- Died: 2005
- Occupations: Educational administrator and community activist

= Lilla G. Frederick =

Lilla G. Frederick was an educational administrator and community activist of the Grove Hall neighborhood in Boston.

Frederick was born in Kingston, Jamaica. She moved to Boston and earned a bachelor's degree in business administration from Northeastern University. She also earned a master's degree from Lesley University.

Frederick served as the president of Project RIGHT, a community-based project in Dorchester and Roxbury, for 30 years. She is chairperson in memoriam. She was also a supporter of the Boston Caribbean Foundation, the Grove Hall Elder Housing Advocacy Group, a member of the Action for Boston Community Development Family Service Center (Roxbury), a member of the Blue Hill Avenue Initiative Task Force and was a volunteer in the Boston Public Schools districts.
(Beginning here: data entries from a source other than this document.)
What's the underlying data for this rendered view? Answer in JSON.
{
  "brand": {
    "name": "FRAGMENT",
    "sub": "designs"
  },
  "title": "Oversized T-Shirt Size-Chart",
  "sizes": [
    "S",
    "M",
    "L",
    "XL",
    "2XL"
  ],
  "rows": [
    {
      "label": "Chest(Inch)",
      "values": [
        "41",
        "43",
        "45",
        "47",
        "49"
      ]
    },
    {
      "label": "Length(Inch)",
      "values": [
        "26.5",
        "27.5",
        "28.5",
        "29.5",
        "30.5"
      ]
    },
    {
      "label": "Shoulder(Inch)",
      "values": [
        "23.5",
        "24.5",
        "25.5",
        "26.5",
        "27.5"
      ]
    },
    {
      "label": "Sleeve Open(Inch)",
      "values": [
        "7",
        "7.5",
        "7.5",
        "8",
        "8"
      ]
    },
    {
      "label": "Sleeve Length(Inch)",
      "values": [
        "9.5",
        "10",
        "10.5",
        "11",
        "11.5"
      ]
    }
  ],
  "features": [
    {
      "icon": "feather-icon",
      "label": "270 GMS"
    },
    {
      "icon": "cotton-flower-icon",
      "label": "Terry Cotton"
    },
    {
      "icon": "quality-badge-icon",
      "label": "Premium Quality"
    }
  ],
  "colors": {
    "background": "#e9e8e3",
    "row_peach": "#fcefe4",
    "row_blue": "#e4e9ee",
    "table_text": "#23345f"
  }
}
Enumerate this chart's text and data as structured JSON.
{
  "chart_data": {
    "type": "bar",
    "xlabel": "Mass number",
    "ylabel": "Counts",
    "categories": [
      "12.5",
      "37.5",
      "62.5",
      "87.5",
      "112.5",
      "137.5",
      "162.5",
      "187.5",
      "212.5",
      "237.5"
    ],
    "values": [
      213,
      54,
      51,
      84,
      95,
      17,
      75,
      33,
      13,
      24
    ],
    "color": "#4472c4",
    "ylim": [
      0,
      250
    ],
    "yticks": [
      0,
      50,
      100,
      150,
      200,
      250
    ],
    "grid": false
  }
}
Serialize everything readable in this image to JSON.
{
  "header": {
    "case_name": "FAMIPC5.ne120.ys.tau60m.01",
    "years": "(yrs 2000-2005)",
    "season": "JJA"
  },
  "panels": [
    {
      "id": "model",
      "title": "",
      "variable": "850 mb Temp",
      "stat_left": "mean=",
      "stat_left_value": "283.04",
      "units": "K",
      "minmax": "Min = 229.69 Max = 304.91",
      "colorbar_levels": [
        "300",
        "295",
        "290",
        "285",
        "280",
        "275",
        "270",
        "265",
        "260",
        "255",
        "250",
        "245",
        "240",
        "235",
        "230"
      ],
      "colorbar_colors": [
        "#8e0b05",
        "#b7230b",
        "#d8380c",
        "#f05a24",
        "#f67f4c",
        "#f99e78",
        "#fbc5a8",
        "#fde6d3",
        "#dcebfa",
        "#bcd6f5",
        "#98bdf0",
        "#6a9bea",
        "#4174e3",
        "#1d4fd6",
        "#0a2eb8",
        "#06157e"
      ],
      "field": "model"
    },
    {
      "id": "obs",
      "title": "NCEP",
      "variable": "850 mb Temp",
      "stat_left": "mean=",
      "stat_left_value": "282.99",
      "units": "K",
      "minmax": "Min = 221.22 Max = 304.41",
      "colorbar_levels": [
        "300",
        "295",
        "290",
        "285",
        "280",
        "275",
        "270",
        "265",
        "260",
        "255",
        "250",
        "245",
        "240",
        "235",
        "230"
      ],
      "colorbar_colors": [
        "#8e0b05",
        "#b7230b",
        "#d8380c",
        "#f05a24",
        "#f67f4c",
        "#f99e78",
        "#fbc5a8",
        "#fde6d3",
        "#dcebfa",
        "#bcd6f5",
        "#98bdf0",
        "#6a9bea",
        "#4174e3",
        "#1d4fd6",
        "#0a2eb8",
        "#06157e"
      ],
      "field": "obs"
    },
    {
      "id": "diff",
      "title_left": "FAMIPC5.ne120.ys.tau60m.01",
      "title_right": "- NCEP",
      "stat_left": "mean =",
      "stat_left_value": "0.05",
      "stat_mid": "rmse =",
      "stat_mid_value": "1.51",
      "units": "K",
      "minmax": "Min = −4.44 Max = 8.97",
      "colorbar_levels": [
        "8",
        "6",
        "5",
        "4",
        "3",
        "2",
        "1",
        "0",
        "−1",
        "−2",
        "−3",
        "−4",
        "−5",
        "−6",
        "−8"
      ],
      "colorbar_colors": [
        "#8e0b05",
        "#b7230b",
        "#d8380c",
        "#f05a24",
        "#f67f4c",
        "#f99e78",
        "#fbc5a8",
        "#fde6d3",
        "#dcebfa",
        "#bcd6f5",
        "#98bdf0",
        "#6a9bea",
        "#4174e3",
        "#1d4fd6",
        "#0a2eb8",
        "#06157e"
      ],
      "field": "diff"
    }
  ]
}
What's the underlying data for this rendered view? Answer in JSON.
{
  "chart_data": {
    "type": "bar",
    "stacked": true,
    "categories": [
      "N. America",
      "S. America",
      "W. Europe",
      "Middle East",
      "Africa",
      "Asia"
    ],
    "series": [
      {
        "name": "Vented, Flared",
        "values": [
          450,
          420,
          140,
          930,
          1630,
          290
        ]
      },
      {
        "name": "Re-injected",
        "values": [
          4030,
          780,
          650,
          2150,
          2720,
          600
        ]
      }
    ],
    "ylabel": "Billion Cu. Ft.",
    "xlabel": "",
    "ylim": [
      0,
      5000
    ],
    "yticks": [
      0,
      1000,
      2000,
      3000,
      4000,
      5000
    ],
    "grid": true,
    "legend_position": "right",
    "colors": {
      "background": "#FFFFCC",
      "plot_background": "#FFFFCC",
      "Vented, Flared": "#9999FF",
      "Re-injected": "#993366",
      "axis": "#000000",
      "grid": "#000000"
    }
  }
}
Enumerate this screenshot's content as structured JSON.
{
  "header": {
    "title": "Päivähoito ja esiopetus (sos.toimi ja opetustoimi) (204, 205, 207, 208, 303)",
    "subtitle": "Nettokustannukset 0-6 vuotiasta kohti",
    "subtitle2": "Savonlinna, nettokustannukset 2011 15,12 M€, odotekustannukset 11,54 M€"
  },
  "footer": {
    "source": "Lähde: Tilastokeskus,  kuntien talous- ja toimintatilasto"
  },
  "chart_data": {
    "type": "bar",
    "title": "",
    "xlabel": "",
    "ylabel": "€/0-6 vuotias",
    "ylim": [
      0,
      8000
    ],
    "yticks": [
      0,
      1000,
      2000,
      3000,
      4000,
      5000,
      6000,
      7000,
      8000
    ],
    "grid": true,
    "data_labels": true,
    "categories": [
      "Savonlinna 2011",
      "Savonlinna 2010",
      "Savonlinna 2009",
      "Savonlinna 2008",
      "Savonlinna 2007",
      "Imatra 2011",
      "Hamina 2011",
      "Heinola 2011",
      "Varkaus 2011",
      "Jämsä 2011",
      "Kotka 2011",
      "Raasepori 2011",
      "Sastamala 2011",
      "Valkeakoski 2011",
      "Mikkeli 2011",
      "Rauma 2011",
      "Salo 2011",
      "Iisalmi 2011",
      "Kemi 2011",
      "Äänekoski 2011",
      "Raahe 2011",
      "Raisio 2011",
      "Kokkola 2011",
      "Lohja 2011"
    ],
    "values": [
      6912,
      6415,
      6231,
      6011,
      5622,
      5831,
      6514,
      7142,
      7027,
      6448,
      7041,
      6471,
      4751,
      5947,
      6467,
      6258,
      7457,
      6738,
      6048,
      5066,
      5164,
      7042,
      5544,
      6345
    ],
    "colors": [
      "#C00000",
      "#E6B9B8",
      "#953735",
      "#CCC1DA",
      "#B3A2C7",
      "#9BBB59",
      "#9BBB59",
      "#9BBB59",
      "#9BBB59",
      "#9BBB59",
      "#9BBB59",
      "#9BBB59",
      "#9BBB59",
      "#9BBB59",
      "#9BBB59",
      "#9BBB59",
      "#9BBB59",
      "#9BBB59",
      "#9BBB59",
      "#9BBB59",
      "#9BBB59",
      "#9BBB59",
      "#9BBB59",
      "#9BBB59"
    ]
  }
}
Frederick was the lead on the development of a middle school in Grove Hall. The New Boston Pilot Middle School was named after her following her death in 2005.

Frederick's work has been recognized by the United States Department of Justice, Commonwealth of Massachusetts Governor's Council and City of Boston Resident Association. In 2023, she was recognized as one of "Boston’s most admired, beloved, and successful Black Women leaders" by the Black Women Lead project.